Overview
An audit of the AIL spec (spec/core/, spec/runner/) against the current v0.2 implementation reveals a significant number of specced-but-unimplemented features, plus several functional modalities that are not in the spec at all but are critical based on how LLMs are used in practice and what research shows improves accuracy, recall, and capabilities.
This issue provides a priority ranking by external value potential (considering both weakness mitigation and pipeline application value), followed by identification of missing modalities.

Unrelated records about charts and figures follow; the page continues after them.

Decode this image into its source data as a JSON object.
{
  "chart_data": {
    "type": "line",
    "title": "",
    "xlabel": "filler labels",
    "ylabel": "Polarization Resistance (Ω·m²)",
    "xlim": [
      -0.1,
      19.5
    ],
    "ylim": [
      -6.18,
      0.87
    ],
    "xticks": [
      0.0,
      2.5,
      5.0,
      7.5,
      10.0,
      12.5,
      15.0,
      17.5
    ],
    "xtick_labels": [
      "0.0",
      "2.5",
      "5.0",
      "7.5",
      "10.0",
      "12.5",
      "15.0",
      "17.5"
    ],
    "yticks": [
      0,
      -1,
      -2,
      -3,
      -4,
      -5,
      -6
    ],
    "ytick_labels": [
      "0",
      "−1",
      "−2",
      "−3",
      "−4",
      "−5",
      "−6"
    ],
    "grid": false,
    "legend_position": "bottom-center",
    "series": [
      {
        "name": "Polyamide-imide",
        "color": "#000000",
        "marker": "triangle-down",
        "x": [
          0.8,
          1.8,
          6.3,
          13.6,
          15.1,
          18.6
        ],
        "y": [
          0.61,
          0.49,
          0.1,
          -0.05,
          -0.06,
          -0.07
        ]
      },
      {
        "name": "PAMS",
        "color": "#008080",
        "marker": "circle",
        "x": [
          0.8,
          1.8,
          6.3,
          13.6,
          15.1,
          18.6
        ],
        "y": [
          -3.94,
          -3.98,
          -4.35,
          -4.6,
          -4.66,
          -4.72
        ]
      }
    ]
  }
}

Priority Ranking by External Value
Tier 1 — Without these, pipelines are toys
1. Iterative refinement loops (NOT IN SPEC)
This is the single biggest gap. The spec is purely linear — steps run in sequence. But the dominant pattern in real-world agent use is generate → test → fix → retest loops. Every effective coding agent today works this way. on_result branching can fake a single retry, but there's no bounded loop construct (max_iterations, exit condition). This is how people actually use LLMs for anything non-trivial.
2. Error handling — on_error (§16)
Without retry/fallback, any production pipeline is fragile. LLM calls fail — rate limits, network errors, malformed output, context window overflow. This is table stakes for anyone running AIL unattended. The spec already has the right design (continue, retry + max_retries, abort_pipeline); it just needs implementation.
3. Condition expressions (§12.2)
always/never is a binary switch. The entire value proposition of a pipeline over a single prompt is conditional flow: "if tests fail, fix them; if the diff is large, request review." Without real conditions, AIL is a sequential prompt chain with extra YAML. The named conditions (if_code_changed, if_files_modified) plus general expressions are what make pipelines adaptive.
4. Parallel execution (§21)
Independent steps running sequentially is pure waste — lint and test don't depend on each other. More importantly, this unlocks the ensemble/comparison patterns (Tier 2). Even basic grouped parallelism would cut pipeline latency significantly.
Tier 2 — Differentiation from "just run Claude"
5. Multi-provider routing and comparison (§21, D-020)
This is where AIL becomes genuinely more capable than a single agent session. Three research-backed patterns:
- Model cascading: try the cheap/fast model first, escalate to expensive model if confidence is low. Research shows 50-80% cost reduction with minimal quality loss.
- Ensemble voting: multiple models answer, select the consensus or best answer. Improves reliability on factual/reasoning tasks.
- Cross-model verification: one model generates, a different model critiques. Reduces single-model blind spots.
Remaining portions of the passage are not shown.